Il faut distinguer :
 La toxicité aigüe, résultant de l’ingestion d’une dose massive de la substance, par voie orale ou
par injection péritonéale ; dans le cas présent, on a administré par voie orale 6,4 g/Kg et par
voie péritonéale 2,0 g/Kg d’un extrait aqueux, des doses supérieures à la dose létale médiane
de l’extrait DL50 = 585 g/Kg.
 La toxicité chronique résultant d’une consommation du produit dans la durée, par exemple 60
jours. Des doses croissantes d’extrait aqueux ont été testées par voie orale (250, 500, 1500
mg/Kg/jour).
Des paramètres biologiques ont été mesurés (enzymes du foie, urée, créatinine) et des biopsies rénales
ont été effectuées (microphotographies 1 et 2).
Il n’y a pas de différences significatives entre les rats traités (ingestion de moringa) et non traités.
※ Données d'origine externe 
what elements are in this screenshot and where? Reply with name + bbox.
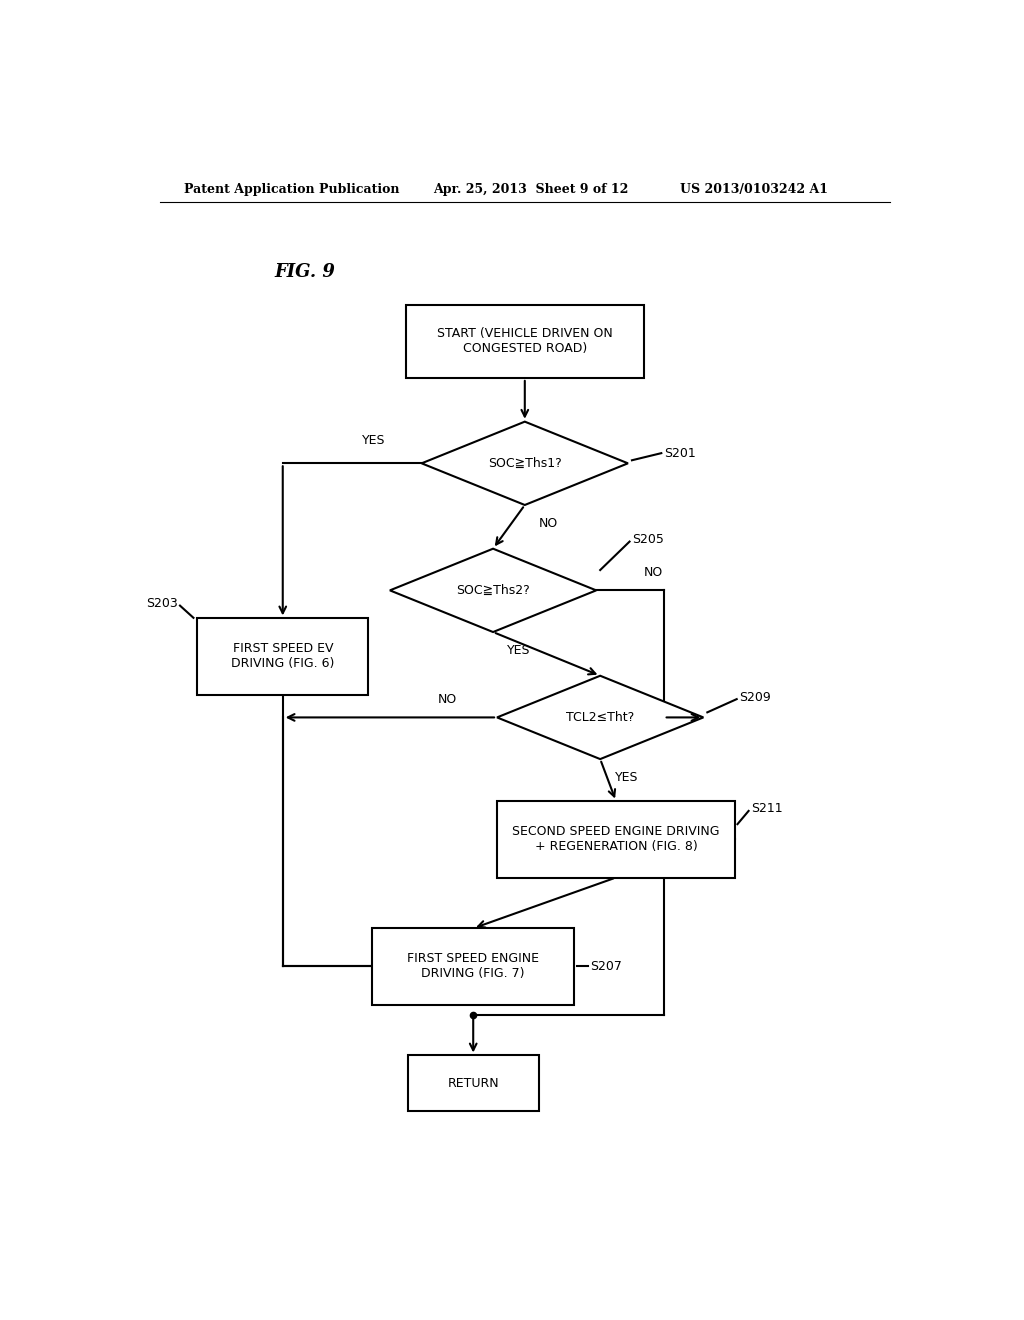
Text: S201: S201 xyxy=(664,446,695,459)
Text: SOC≧Ths1?: SOC≧Ths1? xyxy=(487,457,562,470)
FancyBboxPatch shape xyxy=(408,1056,539,1111)
Text: US 2013/0103242 A1: US 2013/0103242 A1 xyxy=(680,183,827,195)
Text: S205: S205 xyxy=(632,533,664,546)
FancyBboxPatch shape xyxy=(372,928,574,1005)
Text: S207: S207 xyxy=(590,960,623,973)
Text: NO: NO xyxy=(644,565,664,578)
FancyBboxPatch shape xyxy=(406,305,644,378)
Text: S203: S203 xyxy=(145,597,177,610)
Polygon shape xyxy=(497,676,703,759)
Text: S209: S209 xyxy=(739,690,771,704)
Text: SOC≧Ths2?: SOC≧Ths2? xyxy=(456,583,530,597)
Polygon shape xyxy=(390,549,596,632)
FancyBboxPatch shape xyxy=(497,801,735,878)
Text: Patent Application Publication: Patent Application Publication xyxy=(183,183,399,195)
Text: NO: NO xyxy=(539,517,558,529)
Text: TCL2≤Tht?: TCL2≤Tht? xyxy=(566,711,634,723)
Text: START (VEHICLE DRIVEN ON
CONGESTED ROAD): START (VEHICLE DRIVEN ON CONGESTED ROAD) xyxy=(437,327,612,355)
Text: YES: YES xyxy=(614,771,638,784)
FancyBboxPatch shape xyxy=(198,618,368,694)
Text: YES: YES xyxy=(362,434,386,447)
Text: NO: NO xyxy=(438,693,458,706)
Text: Apr. 25, 2013  Sheet 9 of 12: Apr. 25, 2013 Sheet 9 of 12 xyxy=(433,183,629,195)
Text: FIG. 9: FIG. 9 xyxy=(274,263,336,281)
Polygon shape xyxy=(422,421,628,506)
Text: FIRST SPEED ENGINE
DRIVING (FIG. 7): FIRST SPEED ENGINE DRIVING (FIG. 7) xyxy=(408,953,540,981)
Text: FIRST SPEED EV
DRIVING (FIG. 6): FIRST SPEED EV DRIVING (FIG. 6) xyxy=(231,643,335,671)
Text: YES: YES xyxy=(507,644,530,657)
Text: S211: S211 xyxy=(751,803,782,816)
Text: RETURN: RETURN xyxy=(447,1077,499,1090)
Text: SECOND SPEED ENGINE DRIVING
+ REGENERATION (FIG. 8): SECOND SPEED ENGINE DRIVING + REGENERATI… xyxy=(512,825,720,854)
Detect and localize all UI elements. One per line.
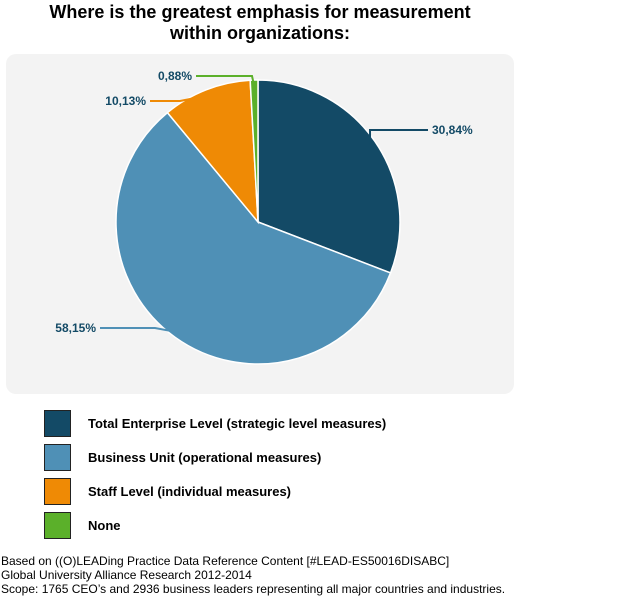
chart-title-line-2: within organizations:: [170, 23, 350, 43]
legend-swatch: [44, 512, 71, 539]
source-note: Based on ((O)LEADing Practice Data Refer…: [1, 554, 505, 596]
pie-slice-0: [257, 79, 401, 274]
data-label-3: 0,88%: [158, 69, 192, 83]
legend-label: None: [88, 518, 121, 533]
data-label-1: 58,15%: [55, 321, 96, 335]
legend-swatch: [44, 478, 71, 505]
data-label-0: 30,84%: [432, 123, 473, 137]
legend-swatch: [44, 444, 71, 471]
source-line-3: Scope: 1765 CEO’s and 2936 business lead…: [1, 582, 506, 596]
pie-slice-1: [115, 111, 392, 365]
legend-label: Total Enterprise Level (strategic level …: [88, 416, 387, 431]
pie-slice-2: [166, 79, 259, 225]
leader-line-2: [150, 94, 209, 102]
pie-chart: 30,84% 58,15% 10,13% 0,88%: [55, 69, 473, 365]
leader-line-1: [100, 327, 179, 334]
legend-label: Staff Level (individual measures): [88, 484, 292, 499]
chart-title: Where is the greatest emphasis for measu…: [0, 2, 520, 44]
source-line-2: Global University Alliance Research 2012…: [1, 568, 252, 582]
leader-line-0: [368, 129, 428, 145]
chart-title-line-1: Where is the greatest emphasis for measu…: [49, 2, 471, 22]
legend-swatch: [44, 410, 71, 437]
leader-line-3: [196, 75, 256, 87]
legend-label: Business Unit (operational measures): [88, 450, 322, 465]
pie-slice-3: [249, 79, 259, 223]
data-label-2: 10,13%: [105, 94, 146, 108]
source-line-1: Based on ((O)LEADing Practice Data Refer…: [1, 554, 450, 568]
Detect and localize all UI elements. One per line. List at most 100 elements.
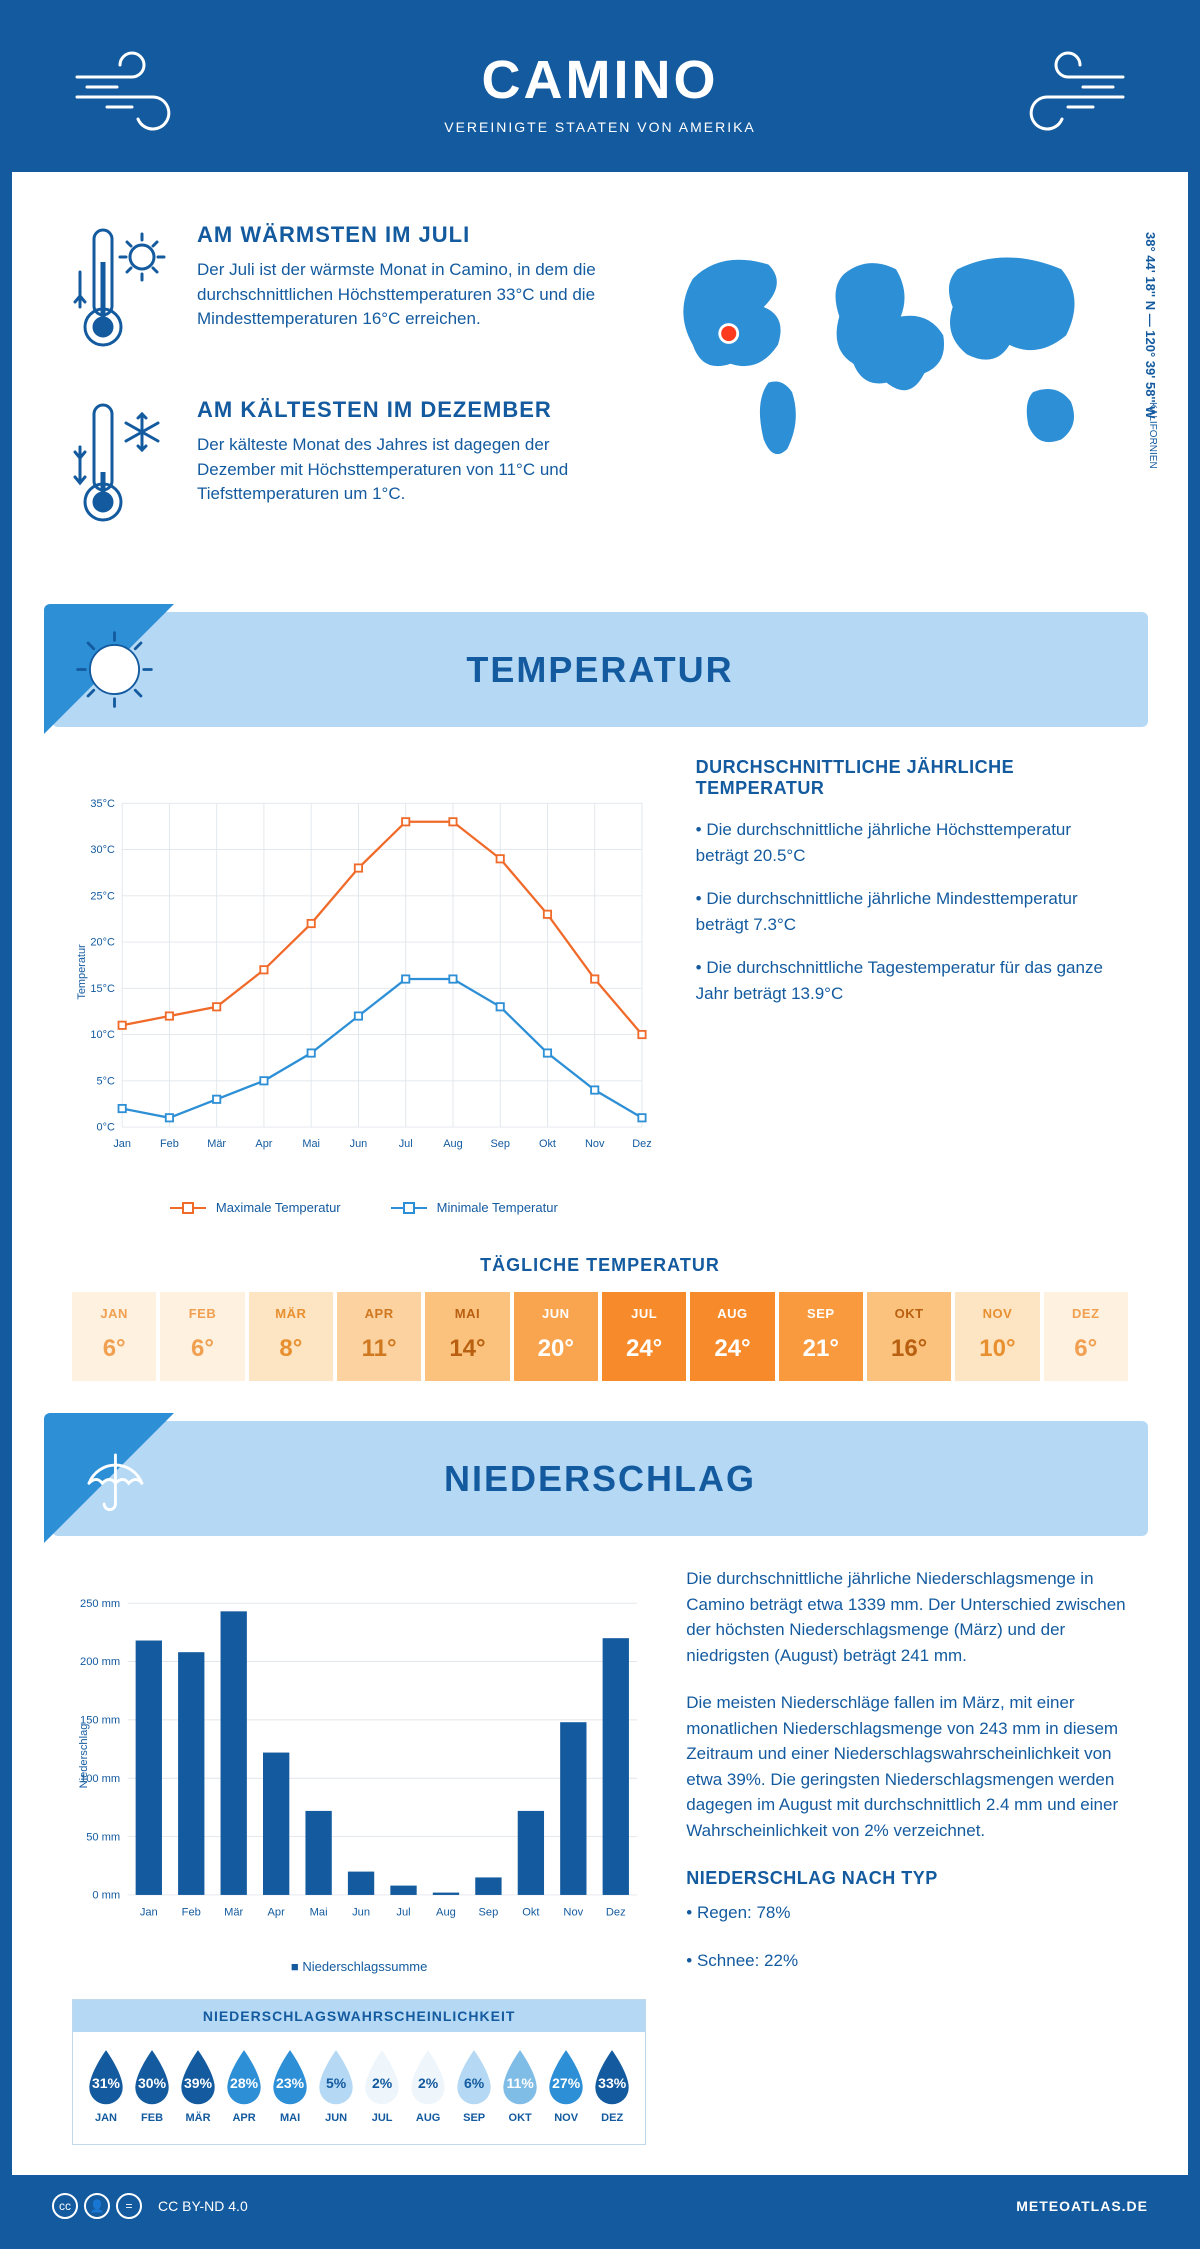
- svg-text:5°C: 5°C: [97, 1075, 115, 1087]
- prob-drop: 28% APR: [223, 2048, 265, 2124]
- daily-temp-cell: NOV10°: [955, 1292, 1039, 1381]
- svg-text:Mai: Mai: [310, 1906, 328, 1918]
- daily-temp-cell: FEB6°: [160, 1292, 244, 1381]
- svg-text:30°C: 30°C: [90, 844, 115, 856]
- precip-text: Die meisten Niederschläge fallen im März…: [686, 1690, 1128, 1843]
- prob-drop: 2% AUG: [407, 2048, 449, 2124]
- svg-text:Mär: Mär: [224, 1906, 243, 1918]
- daily-temp-cell: DEZ6°: [1044, 1292, 1128, 1381]
- svg-text:Jan: Jan: [140, 1906, 158, 1918]
- region-label: KALIFORNIEN: [1147, 402, 1158, 469]
- umbrella-icon: [72, 1436, 157, 1526]
- svg-text:15°C: 15°C: [90, 983, 115, 995]
- temperature-info: DURCHSCHNITTLICHE JÄHRLICHE TEMPERATUR •…: [696, 757, 1128, 1215]
- svg-text:Aug: Aug: [443, 1138, 462, 1150]
- svg-text:Jun: Jun: [352, 1906, 370, 1918]
- temp-info-line: • Die durchschnittliche jährliche Mindes…: [696, 886, 1128, 937]
- svg-text:Sep: Sep: [490, 1138, 509, 1150]
- daily-temp-cell: SEP21°: [779, 1292, 863, 1381]
- thermometer-snow-icon: [72, 397, 172, 532]
- precip-info: Die durchschnittliche jährliche Niedersc…: [686, 1566, 1128, 2145]
- precip-probability-box: NIEDERSCHLAGSWAHRSCHEINLICHKEIT 31% JAN …: [72, 1999, 646, 2145]
- daily-temp-cell: JUL24°: [602, 1292, 686, 1381]
- svg-text:200 mm: 200 mm: [80, 1656, 120, 1668]
- svg-text:Okt: Okt: [522, 1906, 539, 1918]
- site-name: METEOATLAS.DE: [1016, 2198, 1148, 2214]
- prob-drop: 23% MAI: [269, 2048, 311, 2124]
- svg-text:20°C: 20°C: [90, 937, 115, 949]
- daily-temp-cell: JUN20°: [514, 1292, 598, 1381]
- nd-icon: =: [116, 2193, 142, 2219]
- svg-text:10°C: 10°C: [90, 1029, 115, 1041]
- wind-icon-left: [72, 42, 212, 142]
- license-badge: cc 👤 = CC BY-ND 4.0: [52, 2193, 248, 2219]
- daily-temp-cell: MAI14°: [425, 1292, 509, 1381]
- svg-text:Apr: Apr: [255, 1138, 272, 1150]
- svg-text:Okt: Okt: [539, 1138, 556, 1150]
- intro-section: AM WÄRMSTEN IM JULI Der Juli ist der wär…: [12, 172, 1188, 602]
- svg-text:Mär: Mär: [207, 1138, 226, 1150]
- svg-text:0 mm: 0 mm: [92, 1890, 120, 1902]
- by-icon: 👤: [84, 2193, 110, 2219]
- daily-temp-row: JAN6° FEB6° MÄR8° APR11° MAI14° JUN20° J…: [72, 1292, 1128, 1381]
- svg-text:Nov: Nov: [563, 1906, 583, 1918]
- prob-drop: 27% NOV: [545, 2048, 587, 2124]
- prob-drop: 2% JUL: [361, 2048, 403, 2124]
- sun-icon: [72, 627, 157, 717]
- temp-info-title: DURCHSCHNITTLICHE JÄHRLICHE TEMPERATUR: [696, 757, 1128, 799]
- fact-cold-body: Der kälteste Monat des Jahres ist dagege…: [197, 433, 615, 507]
- daily-temp-cell: JAN6°: [72, 1292, 156, 1381]
- daily-temp-title: TÄGLICHE TEMPERATUR: [12, 1255, 1188, 1276]
- svg-text:Feb: Feb: [160, 1138, 179, 1150]
- prob-drop: 31% JAN: [85, 2048, 127, 2124]
- prob-drop: 33% DEZ: [591, 2048, 633, 2124]
- precip-text: Die durchschnittliche jährliche Niedersc…: [686, 1566, 1128, 1668]
- daily-temp-cell: AUG24°: [690, 1292, 774, 1381]
- page-subtitle: VEREINIGTE STAATEN VON AMERIKA: [212, 119, 988, 135]
- legend-min-label: Minimale Temperatur: [437, 1200, 558, 1215]
- daily-temp-cell: MÄR8°: [249, 1292, 333, 1381]
- svg-text:35°C: 35°C: [90, 798, 115, 810]
- fact-warm-title: AM WÄRMSTEN IM JULI: [197, 222, 615, 248]
- daily-temp-cell: OKT16°: [867, 1292, 951, 1381]
- fact-warmest: AM WÄRMSTEN IM JULI Der Juli ist der wär…: [72, 222, 615, 357]
- prob-drop: 6% SEP: [453, 2048, 495, 2124]
- coordinates: 38° 44' 18'' N — 120° 39' 58'' W: [1143, 232, 1158, 419]
- temp-info-line: • Die durchschnittliche jährliche Höchst…: [696, 817, 1128, 868]
- temperature-title: TEMPERATUR: [466, 649, 733, 691]
- header: CAMINO VEREINIGTE STAATEN VON AMERIKA: [12, 12, 1188, 172]
- svg-text:Jul: Jul: [396, 1906, 410, 1918]
- page-title: CAMINO: [212, 49, 988, 111]
- svg-text:Dez: Dez: [632, 1138, 651, 1150]
- prob-drop: 30% FEB: [131, 2048, 173, 2124]
- fact-warm-body: Der Juli ist der wärmste Monat in Camino…: [197, 258, 615, 332]
- precip-chart: 0 mm50 mm100 mm150 mm200 mm250 mmJanFebM…: [72, 1566, 646, 1974]
- temperature-chart: 0°C 5°C 10°C 15°C 20°C 25°C 30°C 35°C Jan Feb Mär A…: [72, 757, 656, 1215]
- svg-text:Mai: Mai: [302, 1138, 320, 1150]
- svg-text:250 mm: 250 mm: [80, 1598, 120, 1610]
- svg-text:Feb: Feb: [182, 1906, 201, 1918]
- svg-text:Sep: Sep: [479, 1906, 499, 1918]
- license-text: CC BY-ND 4.0: [158, 2198, 248, 2214]
- svg-text:Niederschlag: Niederschlag: [78, 1724, 90, 1789]
- prob-drop: 11% OKT: [499, 2048, 541, 2124]
- prob-drop: 5% JUN: [315, 2048, 357, 2124]
- precip-type-line: • Schnee: 22%: [686, 1948, 1128, 1974]
- wind-icon-right: [988, 42, 1128, 142]
- precip-type-title: NIEDERSCHLAG NACH TYP: [686, 1865, 1128, 1892]
- thermometer-sun-icon: [72, 222, 172, 357]
- svg-text:50 mm: 50 mm: [86, 1831, 120, 1843]
- cc-icon: cc: [52, 2193, 78, 2219]
- svg-text:Dez: Dez: [606, 1906, 626, 1918]
- prob-drop: 39% MÄR: [177, 2048, 219, 2124]
- svg-text:Jun: Jun: [350, 1138, 368, 1150]
- svg-text:0°C: 0°C: [97, 1122, 115, 1134]
- fact-coldest: AM KÄLTESTEN IM DEZEMBER Der kälteste Mo…: [72, 397, 615, 532]
- fact-cold-title: AM KÄLTESTEN IM DEZEMBER: [197, 397, 615, 423]
- svg-text:Temperatur: Temperatur: [76, 944, 88, 1000]
- infographic-frame: CAMINO VEREINIGTE STAATEN VON AMERIKA: [0, 0, 1200, 2249]
- svg-text:25°C: 25°C: [90, 890, 115, 902]
- svg-text:Jan: Jan: [113, 1138, 131, 1150]
- daily-temp-cell: APR11°: [337, 1292, 421, 1381]
- temp-info-line: • Die durchschnittliche Tagestemperatur …: [696, 955, 1128, 1006]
Pas
de différence non plus au niveau de la prise de poids. On note cependant une moindre consommation
d’aliments par les rats qui consomment du moringa.
L’étude conclut à une relative sécurité de la consommation d’extrait aqueux de moringa par voie
orale.
Microphotographies 1
Coupes de reins
A : rats non traités
B : rats ayant ingéré 250 mg/Kg d’extrait aqueux de feuilles
C : ingestion de 500 mg/Kg d’extrait
D : ingestion de 1 500 mg/Kg d’extrait
Pas de différences significatives entre les vues A,B,C,D.
Microphotographies 2
Coupes de foies
A : rats non traités
B : rats ayant ingéré 250 mg/Kg d’extrait aqueux de feuilles
C : ingestion de 500 mg/Kg d’extrait
D : ingestion de 1 500 mg/Kg d’extrait
Aucune différence entre les vues A,B,C,D.